Unisys launches stealth and secure cloud service

Unisys launches stealth and secure cloud service

But resellers and small businesses won’t be involved for the foreseeable future

ICT outsourcer, Unisys, is hoping to win over risk-averse customers with the launch of its high-security private cloud offering in Australia.

The Unisys Secure Private Cloud Solution is being aimed at government and enterprise customers wanting a fast and tough-to-hack option. The technology was initially developed for the US military and Australia is one of the few countries able to use the offering under the NATO alliance.

Despite rival vendors such as Fujitsu and IBM recently launching their own separate cloud solutions, Unisys director of real time infrastructure, Paul Allen, insisted the market was ready for its cloud offering because of its increased security.

“Research Unisys has done shows 70 per cent of respondents are saying ‘I’m not putting stuff in the cloud because of security’,” he said.

The solution features session-based 256-bit AES encrypted key generation and bit-splitting to secure and transmit data between servers and the clients. There’s also a ‘stealth’ capability to hide data from packet sniffers.

“Stealth flattens the network so there is no more need for multiple VPNs. It obviously reduces costs from a telecommunications perspective,” Allen said. “You can’t intercept it, you can’t ping the servers that are stealth protected. Even if someone does intercept the packet, because it’s been bit-split and encrypted, the packet means nothing to them so they can’t capture the whole message.”

Unisys will only target companies with over 2000 seats, as well as various government customers. Although Allen said its go-to-market strategy was being reviewed, he could not provide a timetable for completion.

“As a general rule, sub-2000 seat customers do not fall into our target market. However, if a sub-2000 customers came to us, we’re absolutely able to fulfil their requirements,” he said.

“The smallest configuration set is about a $150,000 investment and provides about 150 [virtual machines], so if a company was setting up a greenfield site or going through a refresh, you could drop that straight in.”

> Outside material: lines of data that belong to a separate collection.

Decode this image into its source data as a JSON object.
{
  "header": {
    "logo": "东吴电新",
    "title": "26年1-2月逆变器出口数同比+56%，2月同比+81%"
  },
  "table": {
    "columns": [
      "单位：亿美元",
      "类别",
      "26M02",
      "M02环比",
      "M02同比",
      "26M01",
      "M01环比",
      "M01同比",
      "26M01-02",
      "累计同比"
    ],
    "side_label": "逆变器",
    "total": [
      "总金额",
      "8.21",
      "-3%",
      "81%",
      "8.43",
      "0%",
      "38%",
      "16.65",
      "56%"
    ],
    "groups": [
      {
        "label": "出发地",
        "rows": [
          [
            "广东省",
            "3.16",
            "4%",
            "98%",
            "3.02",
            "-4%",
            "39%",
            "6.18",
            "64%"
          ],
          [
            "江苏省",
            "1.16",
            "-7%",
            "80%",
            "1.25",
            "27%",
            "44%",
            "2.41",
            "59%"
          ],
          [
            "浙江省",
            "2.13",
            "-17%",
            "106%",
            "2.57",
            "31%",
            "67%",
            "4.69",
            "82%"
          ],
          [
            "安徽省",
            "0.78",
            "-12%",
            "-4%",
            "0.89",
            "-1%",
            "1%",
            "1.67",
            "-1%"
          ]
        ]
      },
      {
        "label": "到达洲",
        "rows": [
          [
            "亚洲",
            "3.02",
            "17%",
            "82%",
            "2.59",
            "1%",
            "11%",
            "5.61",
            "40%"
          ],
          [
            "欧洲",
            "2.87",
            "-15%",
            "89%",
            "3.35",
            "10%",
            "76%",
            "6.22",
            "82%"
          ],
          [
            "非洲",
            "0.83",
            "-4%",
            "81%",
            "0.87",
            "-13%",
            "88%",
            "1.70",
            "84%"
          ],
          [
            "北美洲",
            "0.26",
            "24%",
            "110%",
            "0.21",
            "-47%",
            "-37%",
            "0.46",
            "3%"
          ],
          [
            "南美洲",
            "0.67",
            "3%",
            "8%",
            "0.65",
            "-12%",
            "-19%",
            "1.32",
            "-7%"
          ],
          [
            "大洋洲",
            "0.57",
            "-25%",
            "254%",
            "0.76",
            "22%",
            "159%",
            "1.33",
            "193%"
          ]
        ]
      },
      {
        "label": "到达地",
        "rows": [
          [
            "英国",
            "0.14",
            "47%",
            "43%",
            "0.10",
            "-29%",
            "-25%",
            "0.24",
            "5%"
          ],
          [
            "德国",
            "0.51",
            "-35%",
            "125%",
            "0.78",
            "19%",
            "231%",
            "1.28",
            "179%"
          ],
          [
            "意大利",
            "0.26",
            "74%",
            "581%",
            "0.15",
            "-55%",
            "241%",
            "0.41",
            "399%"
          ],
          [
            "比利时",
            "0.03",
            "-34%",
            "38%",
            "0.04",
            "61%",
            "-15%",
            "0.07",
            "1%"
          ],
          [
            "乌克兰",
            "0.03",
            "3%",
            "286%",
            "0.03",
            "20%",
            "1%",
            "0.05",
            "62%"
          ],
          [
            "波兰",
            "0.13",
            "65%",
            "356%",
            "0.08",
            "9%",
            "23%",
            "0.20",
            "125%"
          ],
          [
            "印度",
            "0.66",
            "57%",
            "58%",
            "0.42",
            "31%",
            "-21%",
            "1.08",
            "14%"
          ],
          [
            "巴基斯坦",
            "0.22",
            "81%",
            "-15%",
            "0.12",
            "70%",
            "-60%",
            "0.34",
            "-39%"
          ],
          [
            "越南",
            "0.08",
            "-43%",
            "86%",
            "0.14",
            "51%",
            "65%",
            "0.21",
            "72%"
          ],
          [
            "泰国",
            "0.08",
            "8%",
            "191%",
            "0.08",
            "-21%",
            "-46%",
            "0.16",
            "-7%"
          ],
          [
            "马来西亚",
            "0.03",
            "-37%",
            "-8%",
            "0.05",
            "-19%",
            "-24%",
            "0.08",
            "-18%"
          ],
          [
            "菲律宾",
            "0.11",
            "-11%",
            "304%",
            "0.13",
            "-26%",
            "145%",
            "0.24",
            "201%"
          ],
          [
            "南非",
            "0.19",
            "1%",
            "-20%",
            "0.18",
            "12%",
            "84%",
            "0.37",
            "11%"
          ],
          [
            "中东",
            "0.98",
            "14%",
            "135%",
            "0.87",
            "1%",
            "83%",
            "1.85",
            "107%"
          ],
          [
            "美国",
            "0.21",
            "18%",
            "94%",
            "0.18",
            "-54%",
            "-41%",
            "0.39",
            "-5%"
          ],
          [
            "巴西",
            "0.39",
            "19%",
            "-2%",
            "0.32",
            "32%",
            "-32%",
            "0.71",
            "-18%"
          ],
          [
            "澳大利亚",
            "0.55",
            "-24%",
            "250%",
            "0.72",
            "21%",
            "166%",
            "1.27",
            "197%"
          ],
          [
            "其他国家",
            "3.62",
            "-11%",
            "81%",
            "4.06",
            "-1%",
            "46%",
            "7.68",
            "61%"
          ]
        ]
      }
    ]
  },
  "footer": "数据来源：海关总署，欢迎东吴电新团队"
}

Allen said it would be at least 4-6 months before the full solution could be delivered to customers and added the Australian Signals Directorate would have to check the solution and its cryptography components before other government departments could accept it.

But companies willing to base their clouds overseas at Unisys’ Egan, USA and Milton Keynes, UK datacentres are able to sign on immediately. Set global pricing ensures they are not penalised financially.

“We are auditable by third-parties,” Allen said. “We also welcome chief security officers (CSO) bring in ethical hackers and take their best shot at breaking in.”